Intanto, alla fine del 1958, il suo libro “Esperienze pastorali “ per le pressioni giunte, fino a Roma, fu ritirato dal commercio perché “inopportuno”; si badi: non perché eretico (sul piano della dottrina o della morale). E ciò, nonostante il libro avesse la presentazione di un Vescovo (quello di Camerino) e il nulla osta del Cardinale di Firenze (Elia Dalla Costa).
Diversi anni dopo, don Milani ebbe a dire al suo vescovo: “La differenza tra lei e me è che io sono avanti di 50 anni!”. Accadeva a don Milani ciò che è sempre successo ad ogni profeta: era un prete scomodo perché aveva una visione più ampia e più lunga degli altri, perché il suo passo era più spedito, andava più avanti (per usare un’espressione di Paolo VI), e gli altri non riuscivano a stargli dietro! Un prete che spesso entrò in conflitto con la gerarchia ecclesiastica, ma che, nonostante tutto, amò profondamente la Chiesa, anche quando questa lo fece soffrire perché non lo capì. La sua fedeltà alla Chiesa, per Don Milani, era un fatto che non si discuteva.
Come mai succedeva tutto questo? Perché la Chiesa è allo stesso tempo santa e peccatrice: lo Spirito di Dio e la parte umana (limitata e peccatrice). La Chiesa, a volte come Istituzione, rimane sclerotizzata, legata a schemi che vengono superati dalla Storia, dai tempi e quindi ha bisogno di rinnovarsi. “Il passare del tempo comporta che le cose invecchino e quindi la loro corruzione” (per dirla con Rosmini).
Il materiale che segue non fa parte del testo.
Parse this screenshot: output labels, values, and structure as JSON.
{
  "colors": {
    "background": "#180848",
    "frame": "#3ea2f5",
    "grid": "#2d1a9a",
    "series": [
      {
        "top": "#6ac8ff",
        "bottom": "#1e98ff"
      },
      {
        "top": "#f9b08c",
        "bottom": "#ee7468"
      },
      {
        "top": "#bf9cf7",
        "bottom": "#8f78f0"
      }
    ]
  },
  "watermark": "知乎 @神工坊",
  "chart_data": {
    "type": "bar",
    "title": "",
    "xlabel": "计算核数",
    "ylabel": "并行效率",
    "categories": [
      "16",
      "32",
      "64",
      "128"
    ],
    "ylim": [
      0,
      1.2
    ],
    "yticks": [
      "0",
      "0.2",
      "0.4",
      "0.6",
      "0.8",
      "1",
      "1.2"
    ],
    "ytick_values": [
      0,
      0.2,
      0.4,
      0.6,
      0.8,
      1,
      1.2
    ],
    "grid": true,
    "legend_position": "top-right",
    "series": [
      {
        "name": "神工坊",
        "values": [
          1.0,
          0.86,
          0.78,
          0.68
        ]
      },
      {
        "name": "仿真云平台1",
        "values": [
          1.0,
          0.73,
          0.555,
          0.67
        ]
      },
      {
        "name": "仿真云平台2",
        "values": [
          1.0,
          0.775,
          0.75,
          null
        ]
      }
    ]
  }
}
Don Lorenzo muore il 26 giugno 1967 (ha 44 anni), dopo una lunga malattia. Nel suo testamento a proposito dei suoi ragazzi, scrive: “Ho voluto più bene a voi che a Dio, ma spero che Lui non stia attento a queste sottigliezze e abbia iscritto tutto a suo favore”.
Per i 50 anni dalla morte di Don Milani, Mattarella ha scritto: “…lo ricordiamo come un grande italiano, che tanto ha dato alla crescita della società e con il quale abbiamo maturato un debito di riconoscenza”. E Papa Francesco a Barbiana, davanti alla tomba di don Milani (20 giugno 2017) afferma: «la Chiesa riconosce in quella vita un modo esemplare di servire il Vangelo, i poveri e la Chiesa stessa».